YoussHark
YoussHark

Reputation: 608

Create/update in datastore triggers Cloud function

I have a database in Google Datastore. I don't know how to use cloud functions, but i want to trigger an event after a creation or an update. Unfortunately the documentation is light on the subject : https://cloud.google.com/appengine/docs/standard/java/datastore/callbacks

I don't know how i could use @PostPut to trigger an event as soon as a line is created or updated.

Does anyone have a tutorial which a basic example ?

thank you

Upvotes: 0

Views: 2723

Answers (2)

TheAddonDepot
TheAddonDepot

Reputation: 8964

Cloud Datastore does not support real-time triggers on CRUD (Create, Read, Update, Delete) events.

However, you can migrate to Cloud Firestore which does support real-time triggers for those actions (by way of Cloud Pub/Sub which can be made to invoke a Cloud Function). Cloud Firestore is the successor to Cloud Datastore and may eventually supplant it at some point in future.

Upvotes: 3

Rubén C.
Rubén C.

Reputation: 1098

Dan MacGrath provided an answer to a similar request (callbacks are indeed discussed below. Such solution doesn't exist yet. As a workaround, taking into account the current available triggers:

  1. HTTP—invoke functions directly via HTTP requests.
  2. Cloud Storage
  3. Cloud Pub/Sub
  4. Firebase (DB, Storage, Analytics, Auth)
  5. Stackdriver Logging—forward log entries to a Pub/Sub topic by creating a sink. You can then trigger the function.

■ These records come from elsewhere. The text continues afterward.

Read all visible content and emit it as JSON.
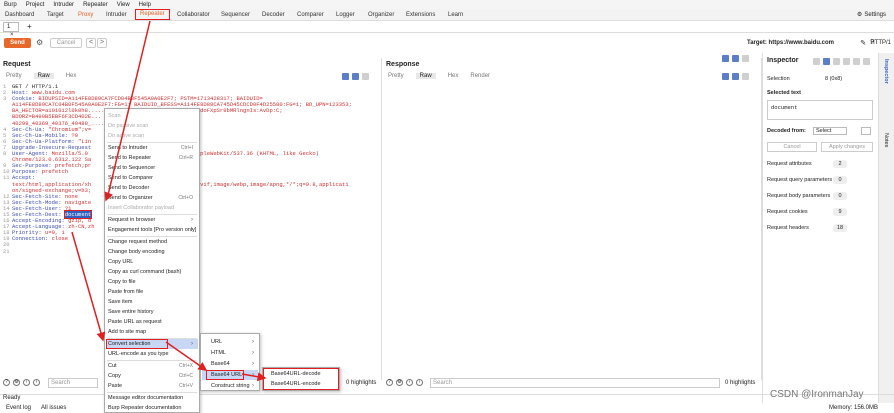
{
  "menubar": [
    "Burp",
    "Project",
    "Intruder",
    "Repeater",
    "View",
    "Help"
  ],
  "tabs": [
    "Dashboard",
    "Target",
    "Proxy",
    "Intruder",
    "Repeater",
    "Collaborator",
    "Sequencer",
    "Decoder",
    "Comparer",
    "Logger",
    "Organizer",
    "Extensions",
    "Learn"
  ],
  "settings_label": "Settings",
  "subtab": {
    "label": "1",
    "close": "×",
    "add": "+"
  },
  "toolbar": {
    "send": "Send",
    "cancel": "Cancel",
    "back": "<",
    "forward": ">",
    "target": "Target: https://www.baidu.com",
    "http": "HTTP/1"
  },
  "request": {
    "title": "Request",
    "tabs": [
      "Pretty",
      "Raw",
      "Hex"
    ],
    "lines": [
      [
        "1",
        "GET / HTTP/1.1",
        ""
      ],
      [
        "2",
        "Host: ",
        "www.baidu.com"
      ],
      [
        "3",
        "Cookie: ",
        "BIDUPSID=A114FE8D89CA7FCD04B0F545A0A0E2F7; PSTM=1713428317; BAIDUID="
      ],
      [
        "",
        "",
        "A114FE8D89CA7C04B0F545A0A0E2F7:FG=1; BAIDUID_BFESS=A114FE8D89CA745D45CDCD0F4D25580:FG=1; BD_UPN=123353;"
      ],
      [
        "",
        "",
        "BA_HECTOR=a101012l0k0h8...........rgnq0l;Gvj0y0dK8AoTaFRsdoFXpSr9bMRlngnIs:AvDp:C;"
      ],
      [
        "",
        "",
        "BDORZ=B490B5EBF6F3CD402E..."
      ],
      [
        "",
        "",
        "40299_40369_40376_40480_........9983"
      ],
      [
        "4",
        "Sec-Ch-Ua: ",
        "\"Chromium\";v="
      ],
      [
        "5",
        "Sec-Ch-Ua-Mobile: ",
        "?0"
      ],
      [
        "6",
        "Sec-Ch-Ua-Platform: ",
        "\"Lin"
      ],
      [
        "7",
        "Upgrade-Insecure-Request",
        ""
      ],
      [
        "8",
        "User-Agent: ",
        "Mozilla/5.0                                  pleWebKit/537.36 (KHTML, like Gecko)"
      ],
      [
        "",
        "",
        "Chrome/123.0.6312.122 Sa"
      ],
      [
        "9",
        "Sec-Purpose: ",
        "prefetch;pr"
      ],
      [
        "10",
        "Purpose: ",
        "prefetch"
      ],
      [
        "11",
        "Accept: ",
        ""
      ],
      [
        "",
        "",
        "text/html,application/xh                           mage/avif,image/webp,image/apng,*/*;q=0.8,applicati"
      ],
      [
        "",
        "",
        "on/signed-exchange;v=b3;"
      ],
      [
        "12",
        "Sec-Fetch-Site: ",
        "none"
      ],
      [
        "13",
        "Sec-Fetch-Mode: ",
        "navigate"
      ],
      [
        "14",
        "Sec-Fetch-User: ",
        "?1"
      ],
      [
        "15",
        "Sec-Fetch-Dest: ",
        "document"
      ],
      [
        "16",
        "Accept-Encoding: ",
        "gzip, d"
      ],
      [
        "17",
        "Accept-Language: ",
        "zh-CN,zh"
      ],
      [
        "18",
        "Priority: ",
        "u=0, i"
      ],
      [
        "19",
        "Connection: ",
        "close"
      ],
      [
        "20",
        "",
        ""
      ],
      [
        "21",
        "",
        ""
      ]
    ],
    "search_placeholder": "Search",
    "highlights": "0 highlights"
  },
  "response": {
    "title": "Response",
    "tabs": [
      "Pretty",
      "Raw",
      "Hex",
      "Render"
    ],
    "search_placeholder": "Search",
    "highlights": "0 highlights"
  },
  "inspector": {
    "title": "Inspector",
    "selection_label": "Selection",
    "selection_value": "8 (0x8)",
    "selected_text_label": "Selected text",
    "selected_text": "document",
    "decoded_from_label": "Decoded from:",
    "decoded_from_value": "Select",
    "cancel": "Cancel",
    "apply": "Apply changes",
    "rows": [
      {
        "label": "Request attributes",
        "count": "2"
      },
      {
        "label": "Request query parameters",
        "count": "0"
      },
      {
        "label": "Request body parameters",
        "count": "0"
      },
      {
        "label": "Request cookies",
        "count": "9"
      },
      {
        "label": "Request headers",
        "count": "18"
      }
    ]
  },
  "side_tabs": [
    "Inspector",
    "Notes"
  ],
  "context_menu": {
    "items": [
      {
        "label": "Scan",
        "disabled": true
      },
      {
        "label": "Do passive scan",
        "disabled": true
      },
      {
        "label": "Do active scan",
        "disabled": true
      },
      {
        "label": "Send to Intruder",
        "shortcut": "Ctrl+I"
      },
      {
        "label": "Send to Repeater",
        "shortcut": "Ctrl+R"
      },
      {
        "label": "Send to Sequencer"
      },
      {
        "label": "Send to Comparer"
      },
      {
        "label": "Send to Decoder"
      },
      {
        "label": "Send to Organizer",
        "shortcut": "Ctrl+O"
      },
      {
        "label": "Insert Collaborator payload",
        "disabled": true
      },
      {
        "label": "Request in browser",
        "arrow": true
      },
      {
        "label": "Engagement tools [Pro version only]",
        "arrow": true
      },
      {
        "label": "Change request method"
      },
      {
        "label": "Change body encoding"
      },
      {
        "label": "Copy URL"
      },
      {
        "label": "Copy as curl command (bash)"
      },
      {
        "label": "Copy to file"
      },
      {
        "label": "Paste from file"
      },
      {
        "label": "Save item"
      },
      {
        "label": "Save entire history"
      },
      {
        "label": "Paste URL as request"
      },
      {
        "label": "Add to site map"
      },
      {
        "label": "Convert selection",
        "arrow": true,
        "highlighted": true
      },
      {
        "label": "URL-encode as you type"
      },
      {
        "label": "Cut",
        "shortcut": "Ctrl+X"
      },
      {
        "label": "Copy",
        "shortcut": "Ctrl+C"
      },
      {
        "label": "Paste",
        "shortcut": "Ctrl+V"
      },
      {
        "label": "Message editor documentation"
      },
      {
        "label": "Burp Repeater documentation"
      }
    ],
    "convert_submenu": [
      "URL",
      "HTML",
      "Base64",
      "Base64 URL",
      "Construct string"
    ],
    "base64url_submenu": [
      "Base64URL-decode",
      "Base64URL-encode"
    ]
  },
  "status": {
    "ready": "Ready",
    "event_log": "Event log",
    "all_issues": "All issues",
    "memory": "Memory: 156.0MB"
  },
  "watermark": "CSDN @IronmanJay"
}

I would suggest a couple of solutions:

  1. Saving something in a specific bucket from Cloud Storage every time that a line is created or updated to trigger a linked Cloud Function. You can delete the bucket contents afterwards.
  2. Create logs with the same name and then forward them to Pub/Sub, by creating a sink.

EDIT 1

  • Cloud Storage triggers for Cloud Functions: Official Google doc and tutorial with a sample code in node.js 6 in Github.
  • Cloud Pub/Sub triggers for Cloud Functions: Official Google doc and tutorial with a sample code in node.js 6 in Github (the same than before).